Texas Attorney General Ken Paxton on Monday promised that “the fight is not over” after the Supreme Court granted an emergency appeal by the Biden administration to allow Border Patrol agents to resume cutting razor wire set up by Texas at the southern border.
“The Supreme Court’s temporary order allows Biden to continue his illegal effort to aid the foreign invasion of America,” Paxton said in a statement to Fox News Digital.
“The destruction of Texas’s border barriers will not help enforce the law or keep American citizens safe,” he said. “This fight is not over, and I look forward to defending our state’s sovereignty.”

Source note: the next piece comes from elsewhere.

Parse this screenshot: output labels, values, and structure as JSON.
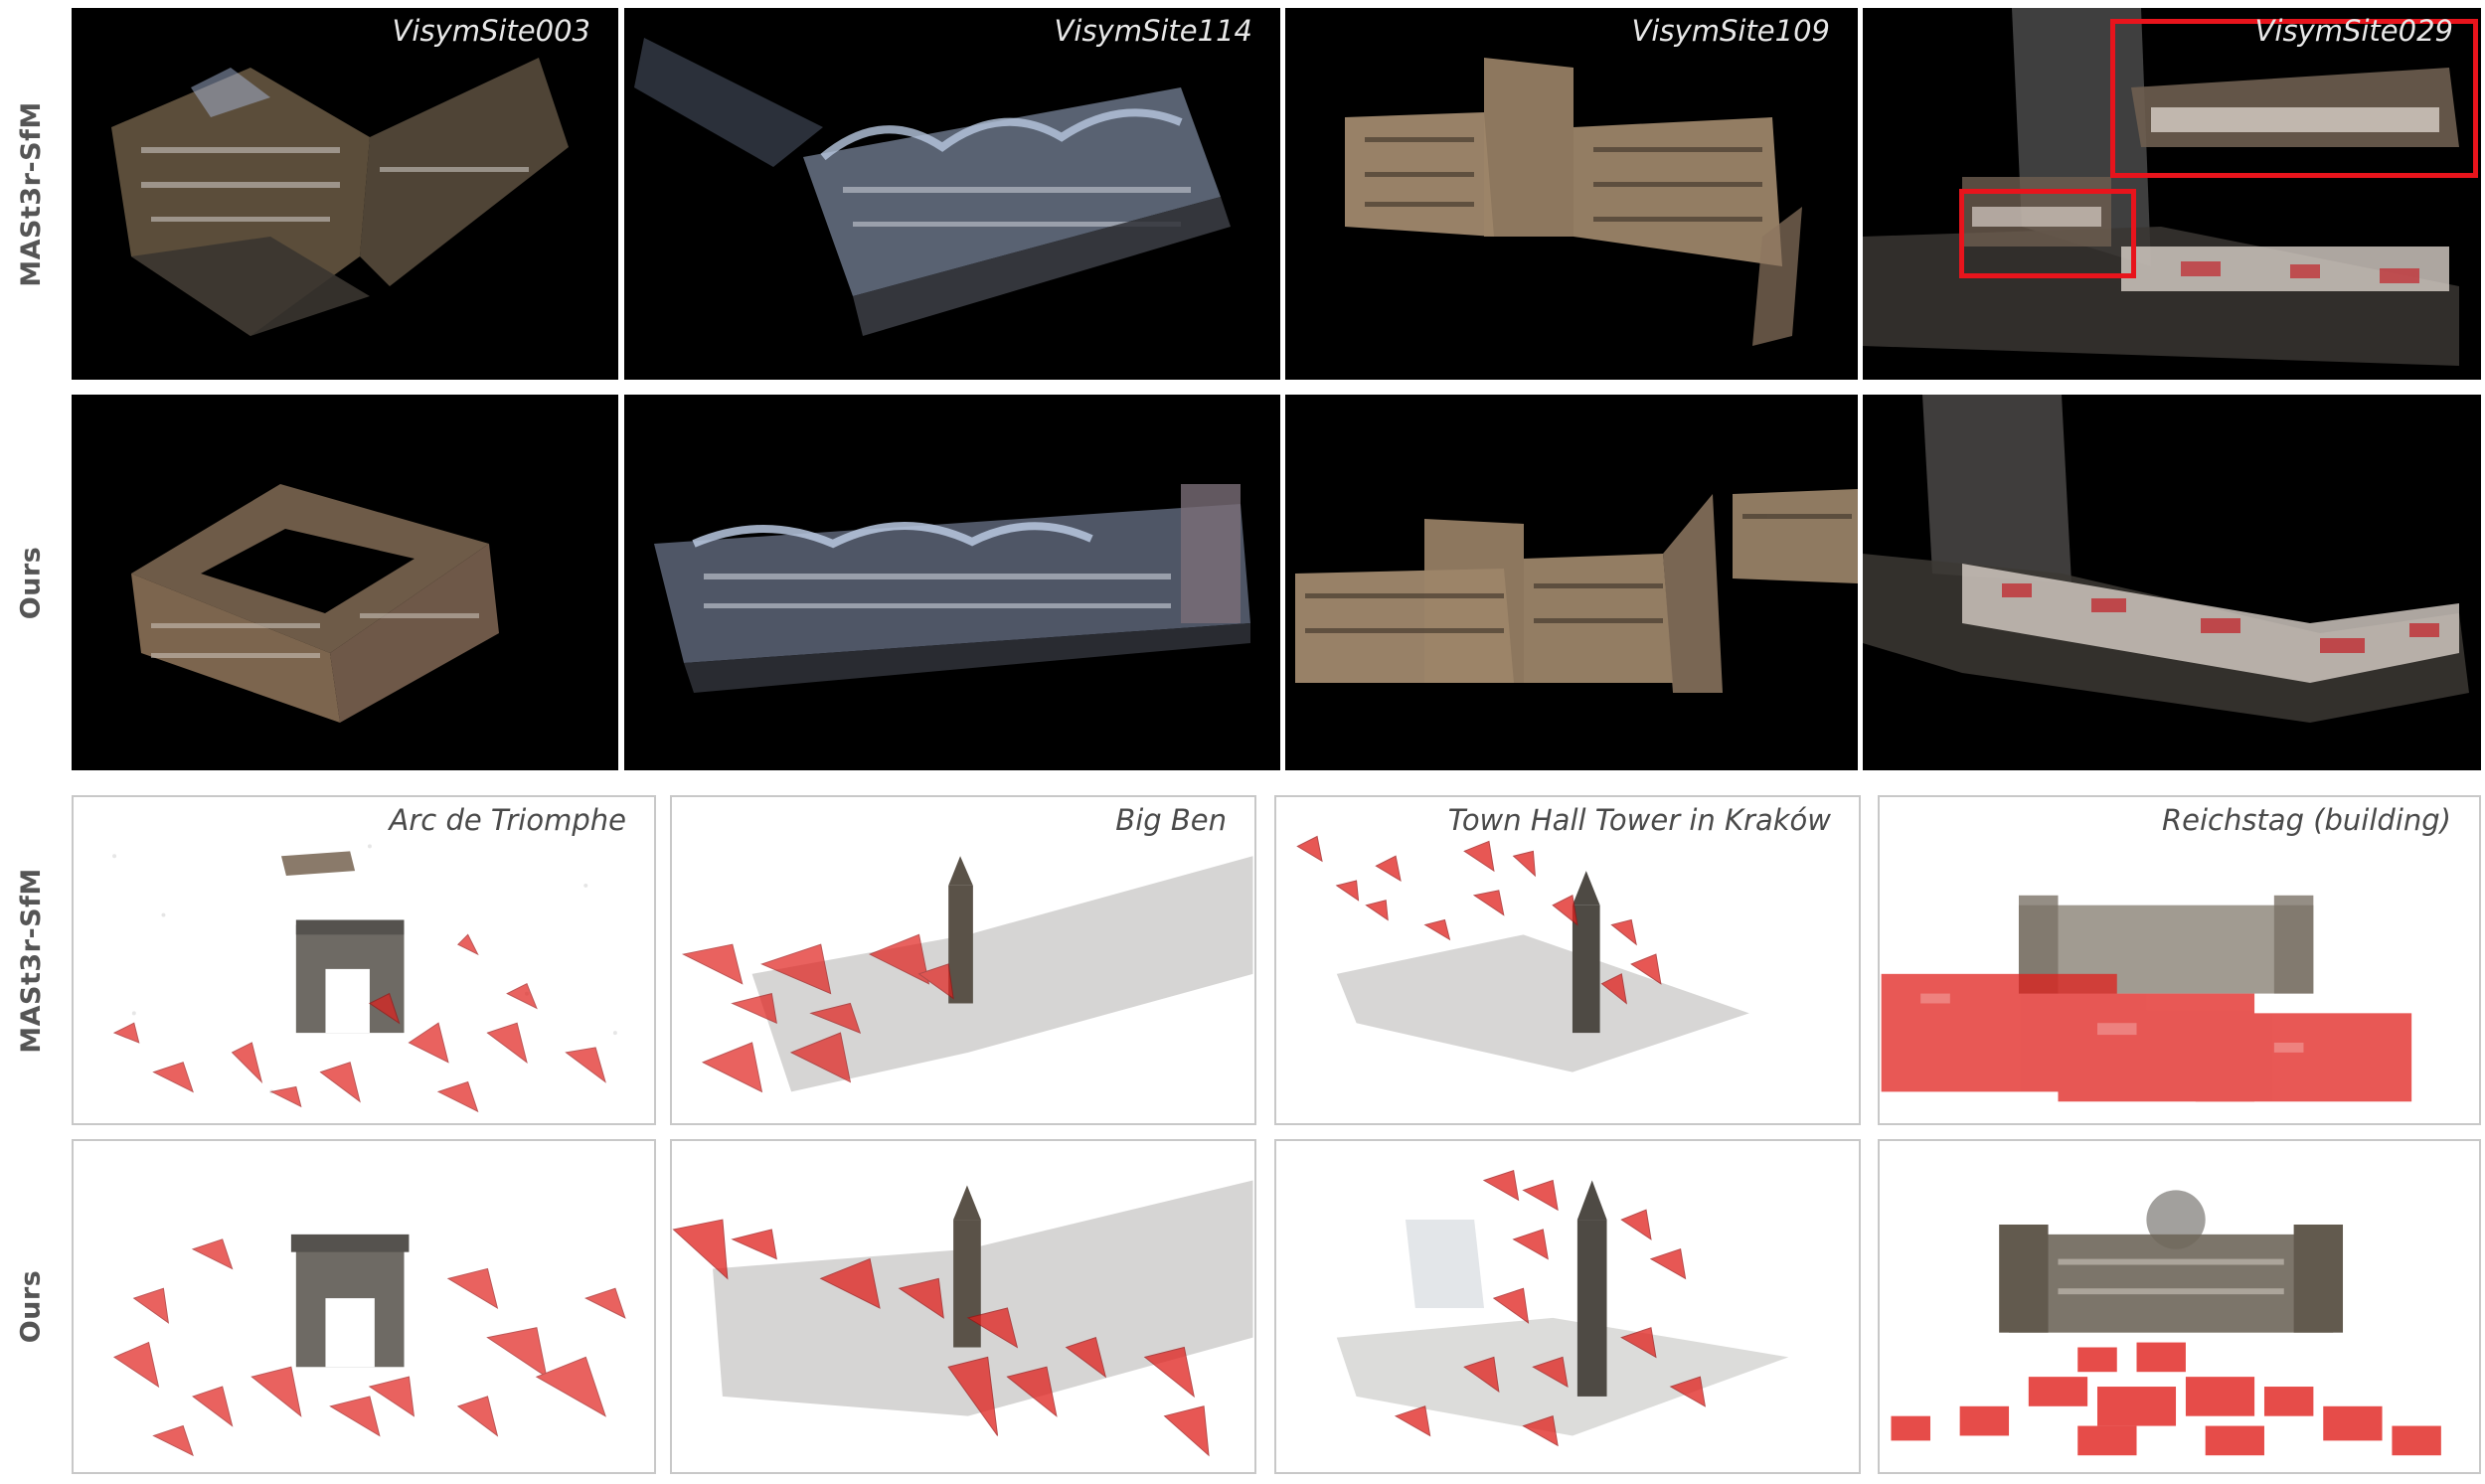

The court ruled in a 5-4 decision to allow the federal government to resume the removal of the fence installed by Texas along the southern border near Eagle Pass while litigation continues.
Chief Justice John Roberts and Justice Amy Coney Barrett joined the three liberal justices in a 5-4 vote to allow the practice to resume. Justices Clarence Thomas, Samuel Alito, Neil Gorsuch, and Brett Kavanaugh would have denied the application to vacate injunction, the court said.
Paxton had sued the administration in October over its damaging of the wire, accusing the administration of disrupting state efforts to secure the border and damaging the ability to deter illegal entry.
The Biden administration has argued that once migrants are on U.S. soil, Border Patrol agents must apprehend them, and has claimed the wire “inhibits Border Patrol’s ability to patrol the border.” The administration has also argued that federal immigration law supersedes Texas’ own efforts to control the border.